Despite the ever-increasing throughput and steadily decreasing cost of next generation sequencing (NGS), whole genome sequencing of humans is still not a viable option for the majority of genetics laboratories. This is particularly true in the case of complex disease studies, where large sample sets are often required to achieve adequate statistical power. To fully leverage the potential of NGS technology on large sample sets, several methods have been developed to selectively enrich for regions of interest. Enrichment reduces both monetary and computational costs compared to whole genome sequencing, while allowing researchers to take advantage of NGS throughput. Several targeted enrichment approaches are currently available, including molecular inversion probe ligation sequencing (MIPS), oligonucleotide hybridization based approaches, and PCR-based strategies. To assess how these methods performed when used in conjunction with the ABI SOLID3+, we investigated three enrichment techniques: Nimblegen oligonucleotide hybridization array-based capture; Agilent SureSelect oligonucleotide hybridization solution-based capture; and Raindance Technologies' multiplexed PCR-based approach. Target regions were selected from exons and evolutionarily conserved areas throughout the human genome. Probe and primer pair design was carried out for all three methods using their respective informatics pipelines. In all, approximately 0.8 Mb of target space was identical for all 3 methods.

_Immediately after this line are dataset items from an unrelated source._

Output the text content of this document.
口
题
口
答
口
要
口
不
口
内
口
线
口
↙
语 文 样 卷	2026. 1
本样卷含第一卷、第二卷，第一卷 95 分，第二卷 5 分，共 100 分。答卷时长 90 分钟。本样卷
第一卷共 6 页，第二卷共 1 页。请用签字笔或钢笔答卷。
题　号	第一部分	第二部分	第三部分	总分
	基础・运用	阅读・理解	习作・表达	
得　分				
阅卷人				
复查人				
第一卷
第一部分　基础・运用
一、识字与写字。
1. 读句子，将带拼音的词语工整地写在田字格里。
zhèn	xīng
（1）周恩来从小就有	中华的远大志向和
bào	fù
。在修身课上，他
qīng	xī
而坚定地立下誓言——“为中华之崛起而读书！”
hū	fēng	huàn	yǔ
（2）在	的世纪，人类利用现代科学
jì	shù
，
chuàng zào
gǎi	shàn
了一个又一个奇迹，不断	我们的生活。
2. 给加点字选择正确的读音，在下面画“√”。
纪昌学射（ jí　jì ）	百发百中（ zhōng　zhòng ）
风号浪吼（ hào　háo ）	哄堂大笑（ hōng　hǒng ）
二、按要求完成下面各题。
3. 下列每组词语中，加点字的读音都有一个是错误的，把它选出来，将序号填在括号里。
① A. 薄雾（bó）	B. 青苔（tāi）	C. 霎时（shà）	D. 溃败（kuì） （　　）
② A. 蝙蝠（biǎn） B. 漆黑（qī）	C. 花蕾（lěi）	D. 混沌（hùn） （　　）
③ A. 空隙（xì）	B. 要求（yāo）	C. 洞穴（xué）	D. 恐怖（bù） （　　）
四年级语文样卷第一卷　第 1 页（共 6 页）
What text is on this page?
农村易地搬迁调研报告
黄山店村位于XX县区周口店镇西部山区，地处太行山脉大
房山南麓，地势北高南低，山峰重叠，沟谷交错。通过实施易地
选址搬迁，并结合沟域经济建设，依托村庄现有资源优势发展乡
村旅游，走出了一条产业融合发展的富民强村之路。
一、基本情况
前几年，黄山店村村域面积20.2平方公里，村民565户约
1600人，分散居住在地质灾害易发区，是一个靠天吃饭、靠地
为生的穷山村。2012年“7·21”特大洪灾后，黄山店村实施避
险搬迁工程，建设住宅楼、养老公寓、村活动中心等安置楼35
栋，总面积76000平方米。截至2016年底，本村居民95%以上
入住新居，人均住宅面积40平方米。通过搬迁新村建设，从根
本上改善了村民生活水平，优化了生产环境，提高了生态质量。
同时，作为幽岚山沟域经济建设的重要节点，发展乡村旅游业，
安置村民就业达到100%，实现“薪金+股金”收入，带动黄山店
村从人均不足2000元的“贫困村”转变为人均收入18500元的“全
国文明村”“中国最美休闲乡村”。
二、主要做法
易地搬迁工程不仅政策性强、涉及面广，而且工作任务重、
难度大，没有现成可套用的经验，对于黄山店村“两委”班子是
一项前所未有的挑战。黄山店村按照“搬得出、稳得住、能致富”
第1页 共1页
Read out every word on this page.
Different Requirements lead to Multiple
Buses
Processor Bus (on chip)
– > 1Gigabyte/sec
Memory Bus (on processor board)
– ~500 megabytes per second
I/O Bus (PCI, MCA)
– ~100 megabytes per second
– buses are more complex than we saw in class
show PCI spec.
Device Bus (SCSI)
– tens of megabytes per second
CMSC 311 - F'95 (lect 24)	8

SOLiD sequencing results were analyzed for several metrics, including consistency of coverage depth across samples, on-target versus off-target efficiency, allelic bias, and genotype concordance with array-based genotyping data. Agilent SureSelect exhibited superior on-target efficiency and correlation of read depths across samples. Nimblegen performance was similar at read depths at 20× and below. Both Raindance and Nimblegen SeqCap exhibited tighter distributions of read depth around the mean, but both suffered from lower on-target efficiency in our experiments. Raindance demonstrated the highest versatility in assay design.